Figure 3.

Mimicking Viral Infection Promotes Formation of Cytoplasmic FAs

(A) Spontaneous FGs composed of endogenous protein (endoFGs) are present in the cytoplasm of two ΔNLS_het lines under basal conditions.

(B) SG markers G3BP1 and TIAR are absent from endoFGs.

(C) Non-overlapping localization of mutant FUS and SG proteins in endogenous mutant FUS (endoFUS) aggregates (endoFAs) formed in a FG-positive cell line (ΔNLS11_het) after poly(I:C) transfection. Images of FUS-positive SGs formed in a FG-negative line (ΔNLS10_het) are shown for comparison. Cells were analyzed 4 h post-transfection.

(D) Quantification of the number of cells containing endoFAs in ΔNLS_het lines (data for two lines combined) over a 24-h period post-transfection, where ≥500 cells were analyzed per line/time point. Data are represented as mean ± SEM.

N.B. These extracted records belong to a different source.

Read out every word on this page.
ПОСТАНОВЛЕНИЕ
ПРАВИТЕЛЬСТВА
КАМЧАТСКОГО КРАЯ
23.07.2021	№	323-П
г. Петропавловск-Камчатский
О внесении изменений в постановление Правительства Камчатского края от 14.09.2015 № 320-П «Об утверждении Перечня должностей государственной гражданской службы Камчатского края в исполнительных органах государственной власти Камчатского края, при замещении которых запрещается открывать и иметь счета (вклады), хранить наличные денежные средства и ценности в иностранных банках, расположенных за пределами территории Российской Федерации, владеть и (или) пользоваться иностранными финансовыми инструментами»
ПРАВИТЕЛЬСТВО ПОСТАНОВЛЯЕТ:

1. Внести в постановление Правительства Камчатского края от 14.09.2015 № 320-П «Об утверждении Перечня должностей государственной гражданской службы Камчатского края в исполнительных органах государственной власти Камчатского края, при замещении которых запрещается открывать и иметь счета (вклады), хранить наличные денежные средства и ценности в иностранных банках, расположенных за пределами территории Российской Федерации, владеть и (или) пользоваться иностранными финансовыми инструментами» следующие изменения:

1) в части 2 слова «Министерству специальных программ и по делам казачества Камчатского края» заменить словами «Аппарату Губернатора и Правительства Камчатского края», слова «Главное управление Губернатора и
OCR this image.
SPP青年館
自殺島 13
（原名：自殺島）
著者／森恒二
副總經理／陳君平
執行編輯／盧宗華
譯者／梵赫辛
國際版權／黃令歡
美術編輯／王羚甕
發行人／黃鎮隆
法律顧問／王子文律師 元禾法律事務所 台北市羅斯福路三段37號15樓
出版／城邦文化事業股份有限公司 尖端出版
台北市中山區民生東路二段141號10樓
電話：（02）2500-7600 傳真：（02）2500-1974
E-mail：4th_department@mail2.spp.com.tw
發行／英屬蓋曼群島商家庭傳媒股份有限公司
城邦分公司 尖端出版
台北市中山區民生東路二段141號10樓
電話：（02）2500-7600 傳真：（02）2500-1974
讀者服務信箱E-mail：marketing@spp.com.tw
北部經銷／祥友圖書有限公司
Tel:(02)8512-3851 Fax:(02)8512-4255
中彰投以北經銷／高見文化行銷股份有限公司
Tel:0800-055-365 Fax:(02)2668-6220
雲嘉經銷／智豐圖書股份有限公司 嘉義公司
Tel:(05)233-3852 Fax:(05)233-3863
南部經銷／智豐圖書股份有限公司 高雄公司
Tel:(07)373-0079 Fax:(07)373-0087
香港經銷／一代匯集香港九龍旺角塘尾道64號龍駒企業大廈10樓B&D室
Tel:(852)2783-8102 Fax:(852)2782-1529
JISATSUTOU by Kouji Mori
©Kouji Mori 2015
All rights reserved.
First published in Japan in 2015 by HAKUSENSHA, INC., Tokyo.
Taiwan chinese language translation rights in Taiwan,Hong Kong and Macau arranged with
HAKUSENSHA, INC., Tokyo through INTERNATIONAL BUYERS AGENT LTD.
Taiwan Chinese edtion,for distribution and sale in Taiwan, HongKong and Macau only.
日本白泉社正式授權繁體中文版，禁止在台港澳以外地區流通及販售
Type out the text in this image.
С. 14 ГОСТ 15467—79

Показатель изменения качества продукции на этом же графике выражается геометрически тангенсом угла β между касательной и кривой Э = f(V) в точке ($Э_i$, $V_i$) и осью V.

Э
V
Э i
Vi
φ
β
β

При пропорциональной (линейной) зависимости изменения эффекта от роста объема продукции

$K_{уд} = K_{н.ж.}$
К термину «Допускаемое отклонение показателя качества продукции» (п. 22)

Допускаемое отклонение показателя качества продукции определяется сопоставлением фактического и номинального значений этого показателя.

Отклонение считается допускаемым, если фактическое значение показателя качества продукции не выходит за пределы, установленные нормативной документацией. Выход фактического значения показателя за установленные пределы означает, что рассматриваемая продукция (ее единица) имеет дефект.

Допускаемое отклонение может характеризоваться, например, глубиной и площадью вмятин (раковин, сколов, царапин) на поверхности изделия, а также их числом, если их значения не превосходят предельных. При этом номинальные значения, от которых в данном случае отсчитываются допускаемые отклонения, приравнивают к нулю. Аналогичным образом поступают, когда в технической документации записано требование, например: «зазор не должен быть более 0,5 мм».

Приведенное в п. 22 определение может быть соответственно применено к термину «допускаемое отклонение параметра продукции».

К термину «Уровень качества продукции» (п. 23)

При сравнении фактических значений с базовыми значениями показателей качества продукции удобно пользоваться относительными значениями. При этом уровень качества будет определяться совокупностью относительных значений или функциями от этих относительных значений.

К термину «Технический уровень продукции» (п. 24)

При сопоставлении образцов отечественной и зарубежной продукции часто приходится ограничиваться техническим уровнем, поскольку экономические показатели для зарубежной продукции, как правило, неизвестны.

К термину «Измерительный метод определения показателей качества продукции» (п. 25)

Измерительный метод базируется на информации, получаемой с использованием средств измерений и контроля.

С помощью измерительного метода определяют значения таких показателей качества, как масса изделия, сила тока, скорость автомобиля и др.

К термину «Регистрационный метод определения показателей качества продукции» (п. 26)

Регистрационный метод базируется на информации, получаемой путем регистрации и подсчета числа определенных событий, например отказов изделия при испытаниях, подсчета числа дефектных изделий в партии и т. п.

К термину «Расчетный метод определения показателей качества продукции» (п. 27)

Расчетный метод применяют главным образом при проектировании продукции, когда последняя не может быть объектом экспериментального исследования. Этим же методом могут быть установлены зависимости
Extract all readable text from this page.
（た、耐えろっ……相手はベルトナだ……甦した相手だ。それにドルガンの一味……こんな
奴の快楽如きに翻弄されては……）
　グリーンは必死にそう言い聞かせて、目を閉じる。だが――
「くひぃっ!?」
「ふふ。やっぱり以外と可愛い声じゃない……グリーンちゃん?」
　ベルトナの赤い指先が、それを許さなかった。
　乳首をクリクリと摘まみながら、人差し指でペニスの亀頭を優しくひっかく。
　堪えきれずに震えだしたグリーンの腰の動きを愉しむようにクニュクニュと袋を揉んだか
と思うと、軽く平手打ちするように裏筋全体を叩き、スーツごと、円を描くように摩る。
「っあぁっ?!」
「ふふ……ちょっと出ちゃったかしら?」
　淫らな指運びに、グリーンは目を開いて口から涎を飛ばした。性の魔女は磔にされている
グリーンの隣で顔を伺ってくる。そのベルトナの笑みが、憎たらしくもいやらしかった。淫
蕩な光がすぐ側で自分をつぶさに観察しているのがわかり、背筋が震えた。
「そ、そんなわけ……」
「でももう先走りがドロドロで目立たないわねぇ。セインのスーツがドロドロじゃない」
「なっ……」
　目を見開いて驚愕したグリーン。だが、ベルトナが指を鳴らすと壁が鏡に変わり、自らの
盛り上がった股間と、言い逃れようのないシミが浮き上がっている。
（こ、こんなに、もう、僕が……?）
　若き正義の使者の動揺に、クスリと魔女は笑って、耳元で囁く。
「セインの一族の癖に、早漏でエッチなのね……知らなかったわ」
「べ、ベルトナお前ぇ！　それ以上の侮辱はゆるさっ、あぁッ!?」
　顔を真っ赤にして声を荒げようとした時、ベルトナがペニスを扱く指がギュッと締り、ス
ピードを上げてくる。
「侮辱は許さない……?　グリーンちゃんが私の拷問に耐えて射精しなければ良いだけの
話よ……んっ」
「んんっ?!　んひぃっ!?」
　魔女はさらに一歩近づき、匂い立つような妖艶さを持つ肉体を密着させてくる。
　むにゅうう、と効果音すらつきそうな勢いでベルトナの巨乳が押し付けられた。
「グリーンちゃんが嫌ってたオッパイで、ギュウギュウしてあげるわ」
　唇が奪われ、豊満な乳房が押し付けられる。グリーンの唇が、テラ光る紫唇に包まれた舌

(E) Formation of exoFAs in response to poly(I:C). WT cells were transfected with a FUS R522G GFP expression vector; 24 h later, cells were transfected with poly(I:C); and two cells with preformed exoFGs were followed up for 12 h using time-lapse confocal imaging. Two aggregates that eventually fuse to form one large aggregate are indicated with arrowheads. Also see Video S1.

In (A)–(C), representative confocal images (single optical section) are shown. Scale bars, 10 μm.